Другие поддались. Их сердца увлекла волна этой юности, перед которой ничто не могло устоять, эти мысли, идущие непроторенными дорогами и все же приходящие к цели. И они, ученики, чувствовали себя теперь увереннее. Это уже был не священный храм знания, в котором совершали таинственные мистерии стоящие над толпой жрецы. Это уже была их область и люди лучше или хуже ее знающие. Простуженный естественник принужден был убраться из рабфака со своими калошами и шарфиком. На его место пришел другой — помоложе и хорошо понимающий этих сидящих на скамьях юнцов. Появились и другие — новые или возрожденные новым старики.
Впрочем, они были все менее нужны Алексею. Он научился брать из их слов именно то, что ему было необходимо, именно самое настоящее, а остальное отбрасывать, как шелуху. Он научился находить в книгах ответ на то, что его мучило, на то, чего он не знал. И перед ним открывалось все новое и новое, что нужно было прочесть, записать, чем надо было овладеть.
Институт. Он выбрал то, что казалось ему самым интересным. Бороться с природой.
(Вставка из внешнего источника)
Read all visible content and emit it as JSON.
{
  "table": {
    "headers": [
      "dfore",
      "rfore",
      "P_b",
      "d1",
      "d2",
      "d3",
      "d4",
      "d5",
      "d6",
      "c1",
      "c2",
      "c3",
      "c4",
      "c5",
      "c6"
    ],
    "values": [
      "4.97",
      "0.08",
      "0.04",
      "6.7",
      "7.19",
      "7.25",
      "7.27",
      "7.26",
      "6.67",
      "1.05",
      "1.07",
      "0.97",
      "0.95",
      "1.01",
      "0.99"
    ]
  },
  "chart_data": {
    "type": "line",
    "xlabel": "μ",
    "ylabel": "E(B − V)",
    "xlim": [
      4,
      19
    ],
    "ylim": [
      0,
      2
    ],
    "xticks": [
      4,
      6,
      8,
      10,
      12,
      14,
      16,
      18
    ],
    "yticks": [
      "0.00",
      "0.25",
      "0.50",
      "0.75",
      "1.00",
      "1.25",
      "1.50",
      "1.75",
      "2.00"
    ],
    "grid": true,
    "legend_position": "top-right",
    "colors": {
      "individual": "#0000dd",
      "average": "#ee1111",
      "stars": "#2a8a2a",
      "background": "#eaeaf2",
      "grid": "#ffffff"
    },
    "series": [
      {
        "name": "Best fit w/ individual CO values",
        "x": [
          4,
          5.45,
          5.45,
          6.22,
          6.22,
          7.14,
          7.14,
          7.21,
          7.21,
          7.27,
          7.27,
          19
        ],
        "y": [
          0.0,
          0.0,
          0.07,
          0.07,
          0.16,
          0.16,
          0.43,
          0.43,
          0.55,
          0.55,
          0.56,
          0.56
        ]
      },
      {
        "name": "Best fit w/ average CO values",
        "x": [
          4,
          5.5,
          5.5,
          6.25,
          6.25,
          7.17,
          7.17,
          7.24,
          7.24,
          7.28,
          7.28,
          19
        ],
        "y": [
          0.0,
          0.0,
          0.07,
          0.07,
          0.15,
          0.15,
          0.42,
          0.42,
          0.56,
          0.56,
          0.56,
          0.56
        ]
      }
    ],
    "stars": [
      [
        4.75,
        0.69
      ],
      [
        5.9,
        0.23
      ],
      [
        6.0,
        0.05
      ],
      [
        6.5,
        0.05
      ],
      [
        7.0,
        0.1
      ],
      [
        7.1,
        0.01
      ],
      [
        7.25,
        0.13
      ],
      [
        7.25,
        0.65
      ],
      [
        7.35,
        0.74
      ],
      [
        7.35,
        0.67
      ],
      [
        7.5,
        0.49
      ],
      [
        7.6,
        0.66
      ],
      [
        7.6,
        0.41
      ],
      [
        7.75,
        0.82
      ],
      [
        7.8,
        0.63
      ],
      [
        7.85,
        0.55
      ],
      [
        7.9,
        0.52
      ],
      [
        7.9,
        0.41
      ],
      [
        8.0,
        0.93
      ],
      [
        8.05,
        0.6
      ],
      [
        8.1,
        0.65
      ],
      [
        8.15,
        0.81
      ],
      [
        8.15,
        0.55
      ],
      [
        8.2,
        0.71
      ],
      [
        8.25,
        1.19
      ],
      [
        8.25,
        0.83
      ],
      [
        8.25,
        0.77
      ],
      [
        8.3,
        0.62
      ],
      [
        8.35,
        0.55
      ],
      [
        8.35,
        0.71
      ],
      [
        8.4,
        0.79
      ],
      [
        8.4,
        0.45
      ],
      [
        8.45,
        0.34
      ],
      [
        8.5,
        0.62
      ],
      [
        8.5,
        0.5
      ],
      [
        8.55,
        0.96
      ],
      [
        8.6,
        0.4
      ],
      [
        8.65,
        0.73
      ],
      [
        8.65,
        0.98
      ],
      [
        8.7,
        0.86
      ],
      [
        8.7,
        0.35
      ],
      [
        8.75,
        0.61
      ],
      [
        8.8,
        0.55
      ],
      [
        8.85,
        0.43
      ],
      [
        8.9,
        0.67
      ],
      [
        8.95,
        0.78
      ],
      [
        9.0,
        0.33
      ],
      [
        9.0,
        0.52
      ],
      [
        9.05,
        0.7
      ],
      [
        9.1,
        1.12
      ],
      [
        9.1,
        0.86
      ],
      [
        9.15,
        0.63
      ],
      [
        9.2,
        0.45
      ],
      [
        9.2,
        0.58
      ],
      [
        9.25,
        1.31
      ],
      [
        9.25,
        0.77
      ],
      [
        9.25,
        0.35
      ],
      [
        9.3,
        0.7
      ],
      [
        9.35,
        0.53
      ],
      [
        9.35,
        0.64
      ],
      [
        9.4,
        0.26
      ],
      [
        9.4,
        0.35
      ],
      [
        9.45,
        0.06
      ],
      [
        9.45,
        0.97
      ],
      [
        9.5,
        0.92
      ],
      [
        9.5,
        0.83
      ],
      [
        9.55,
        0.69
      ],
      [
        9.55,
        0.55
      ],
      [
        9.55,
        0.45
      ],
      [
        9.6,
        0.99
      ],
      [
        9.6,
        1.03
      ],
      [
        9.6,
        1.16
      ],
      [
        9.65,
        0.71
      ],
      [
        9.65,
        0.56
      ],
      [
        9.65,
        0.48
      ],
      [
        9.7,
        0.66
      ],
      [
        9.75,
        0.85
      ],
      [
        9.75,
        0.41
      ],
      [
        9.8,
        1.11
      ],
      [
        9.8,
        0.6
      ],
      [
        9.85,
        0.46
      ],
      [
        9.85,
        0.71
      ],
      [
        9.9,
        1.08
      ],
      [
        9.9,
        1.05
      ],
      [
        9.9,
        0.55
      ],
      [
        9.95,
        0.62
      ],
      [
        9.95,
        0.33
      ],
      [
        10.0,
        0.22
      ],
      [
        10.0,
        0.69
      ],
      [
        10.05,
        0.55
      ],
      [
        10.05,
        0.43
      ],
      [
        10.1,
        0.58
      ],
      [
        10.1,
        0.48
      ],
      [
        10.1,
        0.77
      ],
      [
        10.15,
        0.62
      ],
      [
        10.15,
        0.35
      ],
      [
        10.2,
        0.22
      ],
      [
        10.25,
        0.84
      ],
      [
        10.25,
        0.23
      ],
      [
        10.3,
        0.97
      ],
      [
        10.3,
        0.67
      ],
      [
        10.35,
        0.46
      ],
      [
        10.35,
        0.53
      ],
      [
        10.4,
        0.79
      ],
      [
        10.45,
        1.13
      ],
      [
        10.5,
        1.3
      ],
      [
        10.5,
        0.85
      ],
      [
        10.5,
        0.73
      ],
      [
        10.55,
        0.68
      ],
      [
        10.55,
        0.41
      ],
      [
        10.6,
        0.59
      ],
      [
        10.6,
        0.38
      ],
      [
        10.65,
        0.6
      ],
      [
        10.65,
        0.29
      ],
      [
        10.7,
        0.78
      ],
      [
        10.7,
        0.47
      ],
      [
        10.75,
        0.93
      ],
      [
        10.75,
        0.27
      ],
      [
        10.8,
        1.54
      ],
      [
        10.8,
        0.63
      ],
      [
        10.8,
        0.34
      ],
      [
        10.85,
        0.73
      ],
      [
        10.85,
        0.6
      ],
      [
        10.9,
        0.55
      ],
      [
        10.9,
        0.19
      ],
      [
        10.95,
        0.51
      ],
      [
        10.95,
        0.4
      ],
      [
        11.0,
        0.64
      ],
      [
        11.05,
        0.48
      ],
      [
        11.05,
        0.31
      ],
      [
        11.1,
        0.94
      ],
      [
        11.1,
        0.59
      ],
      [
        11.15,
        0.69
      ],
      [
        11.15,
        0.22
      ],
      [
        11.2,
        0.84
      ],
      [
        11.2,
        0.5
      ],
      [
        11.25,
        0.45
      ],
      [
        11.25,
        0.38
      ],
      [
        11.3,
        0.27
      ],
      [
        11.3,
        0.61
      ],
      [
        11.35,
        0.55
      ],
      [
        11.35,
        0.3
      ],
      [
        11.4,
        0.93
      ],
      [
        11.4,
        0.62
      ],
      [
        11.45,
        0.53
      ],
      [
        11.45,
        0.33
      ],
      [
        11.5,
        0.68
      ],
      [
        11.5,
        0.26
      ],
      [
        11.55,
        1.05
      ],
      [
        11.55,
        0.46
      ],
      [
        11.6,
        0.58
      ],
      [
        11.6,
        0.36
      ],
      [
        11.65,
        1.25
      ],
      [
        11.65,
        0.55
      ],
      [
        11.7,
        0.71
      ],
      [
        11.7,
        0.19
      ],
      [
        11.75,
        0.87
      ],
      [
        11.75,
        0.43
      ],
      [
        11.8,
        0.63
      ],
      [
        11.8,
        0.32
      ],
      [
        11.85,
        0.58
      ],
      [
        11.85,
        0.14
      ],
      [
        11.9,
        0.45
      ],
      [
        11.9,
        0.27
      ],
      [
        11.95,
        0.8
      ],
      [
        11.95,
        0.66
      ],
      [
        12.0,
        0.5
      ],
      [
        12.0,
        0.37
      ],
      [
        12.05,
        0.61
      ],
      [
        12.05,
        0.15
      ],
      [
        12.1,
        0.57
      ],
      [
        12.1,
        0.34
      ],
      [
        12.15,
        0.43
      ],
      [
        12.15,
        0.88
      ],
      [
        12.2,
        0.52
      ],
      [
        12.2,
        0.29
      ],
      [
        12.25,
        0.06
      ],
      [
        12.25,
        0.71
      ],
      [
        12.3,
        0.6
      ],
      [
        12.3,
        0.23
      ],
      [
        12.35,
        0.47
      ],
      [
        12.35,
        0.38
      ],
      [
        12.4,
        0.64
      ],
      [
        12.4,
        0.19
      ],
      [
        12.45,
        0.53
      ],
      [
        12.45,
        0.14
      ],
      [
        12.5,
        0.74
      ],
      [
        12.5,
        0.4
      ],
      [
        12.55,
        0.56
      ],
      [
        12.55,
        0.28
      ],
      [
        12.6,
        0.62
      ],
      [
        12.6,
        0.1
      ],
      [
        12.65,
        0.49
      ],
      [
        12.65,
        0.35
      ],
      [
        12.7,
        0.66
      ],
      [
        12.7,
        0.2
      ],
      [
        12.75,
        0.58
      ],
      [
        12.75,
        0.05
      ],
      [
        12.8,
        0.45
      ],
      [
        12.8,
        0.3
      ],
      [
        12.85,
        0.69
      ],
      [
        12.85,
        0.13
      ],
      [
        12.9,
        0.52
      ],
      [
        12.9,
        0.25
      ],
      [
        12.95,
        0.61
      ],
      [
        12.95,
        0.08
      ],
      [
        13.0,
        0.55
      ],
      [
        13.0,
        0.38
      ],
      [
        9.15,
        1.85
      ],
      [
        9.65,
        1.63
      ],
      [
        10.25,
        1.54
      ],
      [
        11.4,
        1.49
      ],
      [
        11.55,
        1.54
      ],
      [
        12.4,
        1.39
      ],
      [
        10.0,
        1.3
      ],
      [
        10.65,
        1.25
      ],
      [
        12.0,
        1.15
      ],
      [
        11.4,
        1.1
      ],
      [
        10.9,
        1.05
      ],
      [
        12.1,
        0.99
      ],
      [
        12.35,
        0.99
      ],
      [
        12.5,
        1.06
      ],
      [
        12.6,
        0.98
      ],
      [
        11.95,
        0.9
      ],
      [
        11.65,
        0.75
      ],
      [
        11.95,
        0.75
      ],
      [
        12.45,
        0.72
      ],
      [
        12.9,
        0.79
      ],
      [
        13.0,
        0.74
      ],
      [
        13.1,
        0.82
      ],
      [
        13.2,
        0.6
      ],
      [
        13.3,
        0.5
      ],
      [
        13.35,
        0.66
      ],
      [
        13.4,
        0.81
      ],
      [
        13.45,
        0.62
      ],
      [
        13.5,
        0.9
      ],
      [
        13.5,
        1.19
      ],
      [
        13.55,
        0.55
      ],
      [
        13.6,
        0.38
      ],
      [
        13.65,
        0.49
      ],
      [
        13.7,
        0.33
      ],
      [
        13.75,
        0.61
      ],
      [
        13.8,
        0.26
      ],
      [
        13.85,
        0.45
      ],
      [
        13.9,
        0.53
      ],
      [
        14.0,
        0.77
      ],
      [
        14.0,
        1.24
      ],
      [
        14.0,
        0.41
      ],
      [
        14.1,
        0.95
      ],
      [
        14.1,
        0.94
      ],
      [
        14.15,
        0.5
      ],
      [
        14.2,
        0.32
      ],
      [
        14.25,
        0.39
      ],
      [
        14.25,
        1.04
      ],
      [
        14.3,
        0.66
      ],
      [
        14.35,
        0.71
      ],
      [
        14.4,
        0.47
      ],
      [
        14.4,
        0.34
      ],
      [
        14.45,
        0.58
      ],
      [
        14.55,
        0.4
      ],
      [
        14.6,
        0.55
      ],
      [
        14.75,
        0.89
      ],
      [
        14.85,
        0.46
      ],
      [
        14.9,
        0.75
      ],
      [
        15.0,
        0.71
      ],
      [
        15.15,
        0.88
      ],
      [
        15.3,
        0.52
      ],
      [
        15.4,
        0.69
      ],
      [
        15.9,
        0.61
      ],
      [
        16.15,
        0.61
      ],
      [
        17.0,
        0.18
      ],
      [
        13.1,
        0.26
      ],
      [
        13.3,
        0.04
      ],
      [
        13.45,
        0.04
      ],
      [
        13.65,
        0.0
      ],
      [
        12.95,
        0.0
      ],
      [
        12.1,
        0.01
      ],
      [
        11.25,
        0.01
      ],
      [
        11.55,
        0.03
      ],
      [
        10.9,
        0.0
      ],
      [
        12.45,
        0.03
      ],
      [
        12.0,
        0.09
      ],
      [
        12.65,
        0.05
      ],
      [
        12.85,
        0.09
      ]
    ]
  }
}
Овладеть ею, заставить пламя быть послушным творцом, заставить сталь быть чувствительной к каждому мановению, мертвую материю превратить в живую, мягкую, податливую массу. Машины покорно открывали свои тайны, и человек становился сильнее в сто, в тысячу раз; сила огня и воды, пара и молнии становилась его силой. Нет, человек не был маленьким, слабым созданием, беспомощным и хрупким, — он был, мог быть гигантом, приказывать громам и водопадам, покорять моря и вихри, превращать мир в новый, светлый, радостный приют счастья.
Пальцы вылезали из сапог. Зимой мороз пробирал сквозь старое пальтишко, но Алексей не страдал от этого. Мелочи не омрачали ясности его взгляда, — ведь был иной мир, великолепный мир, в котором Алексей был не оборванным, все еще голодным студентом, а хозяином и повелителем. Мир чисел и линий — магический, волшебный мир, где при помощи белого листка бумаги, циркуля и карандаша можно было творить чудеса. Мир линий, непреложно ведущих к цели. Сложный и непонятный и в то же время совершенно простой и ясный мир, находящийся в его, Алексея, власти.
В то время нэп еще гремел по улицам копытами рысаков, но Алексей все яснее, все сильнее чувствовал, что достаточно, когда понадобится, шевельнуть пальцем, чтобы ядовитый гриб рассыпался черной плесенью.
Что это не иллюзия, а правда, он убеждался еще больше всякий раз, когда заседала комиссия, в которую его выбрали, и устраняла из института нэпмановских детей — разряженных, благоухающих заграничными духами барышень и нафиксатуаренных юнцов, чтобы они не занимали места тех, кто хотел и должен был учиться. И это он, оборванный, вечно голодный, Алексей, решал их судьбу, ибо он и его друзья были здесь хозяевами.